- Film poster
- Directed by: Emem Isong
- Produced by: Emem Isong
- Starring: Joseph Benjamin Uche Jombo Femi Adebayo
- Production company: Royal Arts Academy
- Distributed by: Blue Pictures Entertainment
- Release date: 14 February 2020;
- Running time: 85 minutes
- Countries: Nigeria United States
- Language: English

= Special Jollof =

2020 Nigerian romantic comedy drama film by Emem Isong

Special Jollof is a 2020 Nigerian-American romantic comedy film. Produced and directed by Emem Isong; Starring Joseph Benjamin, Uche Jombo and Femi Adebayo in the lead roles. The film was majorly shot in Nigeria and United States. The theme of the film is set as a love story, with immigration in the background.

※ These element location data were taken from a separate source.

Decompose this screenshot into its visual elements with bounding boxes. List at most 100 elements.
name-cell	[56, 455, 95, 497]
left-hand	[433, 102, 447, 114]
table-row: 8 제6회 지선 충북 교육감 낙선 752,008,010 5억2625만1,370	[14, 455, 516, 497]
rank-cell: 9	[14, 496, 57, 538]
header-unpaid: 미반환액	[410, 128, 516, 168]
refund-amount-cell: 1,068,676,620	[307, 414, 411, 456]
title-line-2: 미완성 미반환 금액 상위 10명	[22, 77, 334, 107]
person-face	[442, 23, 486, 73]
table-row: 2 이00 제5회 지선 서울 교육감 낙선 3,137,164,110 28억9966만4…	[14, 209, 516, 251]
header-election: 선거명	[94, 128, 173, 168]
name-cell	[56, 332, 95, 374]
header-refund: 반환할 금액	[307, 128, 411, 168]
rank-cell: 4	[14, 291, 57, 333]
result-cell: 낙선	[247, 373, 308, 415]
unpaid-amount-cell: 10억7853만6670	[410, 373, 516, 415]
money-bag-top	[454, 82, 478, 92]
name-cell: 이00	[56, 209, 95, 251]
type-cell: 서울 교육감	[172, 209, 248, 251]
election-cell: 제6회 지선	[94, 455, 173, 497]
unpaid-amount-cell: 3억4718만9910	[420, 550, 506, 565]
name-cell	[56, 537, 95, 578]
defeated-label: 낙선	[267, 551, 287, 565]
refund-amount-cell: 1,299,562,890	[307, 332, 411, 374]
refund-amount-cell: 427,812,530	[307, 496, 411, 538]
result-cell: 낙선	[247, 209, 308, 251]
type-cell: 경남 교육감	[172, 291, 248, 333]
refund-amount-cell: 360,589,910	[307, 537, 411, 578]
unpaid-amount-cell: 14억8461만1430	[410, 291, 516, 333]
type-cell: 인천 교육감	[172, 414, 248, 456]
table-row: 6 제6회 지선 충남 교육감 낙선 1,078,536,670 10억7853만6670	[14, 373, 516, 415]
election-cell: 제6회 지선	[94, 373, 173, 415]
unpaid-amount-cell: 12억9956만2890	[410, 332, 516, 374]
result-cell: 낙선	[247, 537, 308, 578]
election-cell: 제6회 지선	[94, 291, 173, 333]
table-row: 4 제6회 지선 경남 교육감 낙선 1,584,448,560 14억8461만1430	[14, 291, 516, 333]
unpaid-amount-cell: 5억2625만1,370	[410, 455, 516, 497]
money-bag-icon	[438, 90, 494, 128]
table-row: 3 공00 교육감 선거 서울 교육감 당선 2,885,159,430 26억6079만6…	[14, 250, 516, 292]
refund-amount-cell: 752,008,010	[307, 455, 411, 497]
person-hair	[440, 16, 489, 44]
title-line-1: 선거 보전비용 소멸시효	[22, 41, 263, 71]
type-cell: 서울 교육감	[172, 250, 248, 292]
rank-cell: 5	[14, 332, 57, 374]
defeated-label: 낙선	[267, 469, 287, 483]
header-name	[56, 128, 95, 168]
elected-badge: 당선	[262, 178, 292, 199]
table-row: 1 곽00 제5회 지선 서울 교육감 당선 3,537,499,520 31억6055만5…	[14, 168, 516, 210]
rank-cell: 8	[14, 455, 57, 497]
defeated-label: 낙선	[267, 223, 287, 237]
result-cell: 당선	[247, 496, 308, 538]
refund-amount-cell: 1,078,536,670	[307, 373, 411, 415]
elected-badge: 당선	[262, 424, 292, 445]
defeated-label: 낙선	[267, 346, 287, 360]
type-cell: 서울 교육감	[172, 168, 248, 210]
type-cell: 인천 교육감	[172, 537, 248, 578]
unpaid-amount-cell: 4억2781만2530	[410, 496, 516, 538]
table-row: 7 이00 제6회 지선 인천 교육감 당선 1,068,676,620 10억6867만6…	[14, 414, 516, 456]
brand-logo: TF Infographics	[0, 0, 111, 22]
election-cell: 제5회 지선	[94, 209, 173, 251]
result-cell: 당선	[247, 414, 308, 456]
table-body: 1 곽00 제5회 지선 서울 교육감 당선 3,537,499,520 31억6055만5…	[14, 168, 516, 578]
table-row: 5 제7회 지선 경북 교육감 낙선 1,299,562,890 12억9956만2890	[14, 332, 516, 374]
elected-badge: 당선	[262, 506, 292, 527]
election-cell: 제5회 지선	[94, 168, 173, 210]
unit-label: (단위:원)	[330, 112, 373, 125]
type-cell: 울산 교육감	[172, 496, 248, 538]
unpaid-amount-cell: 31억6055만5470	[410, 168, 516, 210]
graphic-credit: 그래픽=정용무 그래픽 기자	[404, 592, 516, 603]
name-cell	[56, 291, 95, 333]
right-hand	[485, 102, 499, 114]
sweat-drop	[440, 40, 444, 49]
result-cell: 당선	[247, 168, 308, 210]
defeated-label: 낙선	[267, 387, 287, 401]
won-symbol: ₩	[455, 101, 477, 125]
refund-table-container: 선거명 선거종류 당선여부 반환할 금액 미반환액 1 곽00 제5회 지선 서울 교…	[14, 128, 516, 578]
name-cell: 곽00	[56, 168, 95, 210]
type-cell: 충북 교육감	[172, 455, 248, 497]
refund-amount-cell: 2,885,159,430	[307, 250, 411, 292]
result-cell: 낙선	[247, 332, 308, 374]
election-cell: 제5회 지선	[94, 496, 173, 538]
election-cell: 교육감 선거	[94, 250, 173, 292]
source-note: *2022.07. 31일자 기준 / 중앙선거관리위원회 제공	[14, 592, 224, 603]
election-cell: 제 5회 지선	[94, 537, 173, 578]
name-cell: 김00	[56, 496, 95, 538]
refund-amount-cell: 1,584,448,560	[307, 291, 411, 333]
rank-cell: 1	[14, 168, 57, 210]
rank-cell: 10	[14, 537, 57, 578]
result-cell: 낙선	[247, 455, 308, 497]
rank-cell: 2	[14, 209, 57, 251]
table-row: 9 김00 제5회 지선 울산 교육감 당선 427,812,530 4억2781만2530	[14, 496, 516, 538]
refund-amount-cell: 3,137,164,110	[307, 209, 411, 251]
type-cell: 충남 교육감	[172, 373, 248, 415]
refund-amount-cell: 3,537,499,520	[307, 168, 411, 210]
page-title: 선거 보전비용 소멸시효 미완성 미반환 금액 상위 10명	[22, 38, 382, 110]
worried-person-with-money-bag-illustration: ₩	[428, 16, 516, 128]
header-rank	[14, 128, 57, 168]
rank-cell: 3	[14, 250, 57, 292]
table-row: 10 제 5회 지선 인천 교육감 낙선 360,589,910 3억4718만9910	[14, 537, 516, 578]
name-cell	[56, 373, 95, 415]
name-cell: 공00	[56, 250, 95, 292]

The film was released on 14 February 2020 coinciding with Valentine's Day and also with the celebration of the Black History Month in the United States.

== Cast ==

- Joseph Benjamin
- Uche Jombo
- Femi Adebayo
- DJ Kelblizz
- John Maciag
- Magdalen Vaughn
- Bukky Wright
- Robert Peters
- Chiwetalu Agu
- Perez Egbi

== Synopsis ==
A white American woman journalist who revives after a breakup with her lover starts working as an undercover at a Nigerian restaurant to prove that Nigerians migrate illegally to the USA. She then eventually falls in love with a Nigerian guy.

== Reception ==
The film was described as "an unexciting and overambitious flick that does not work as the romantic drama that it claims to be".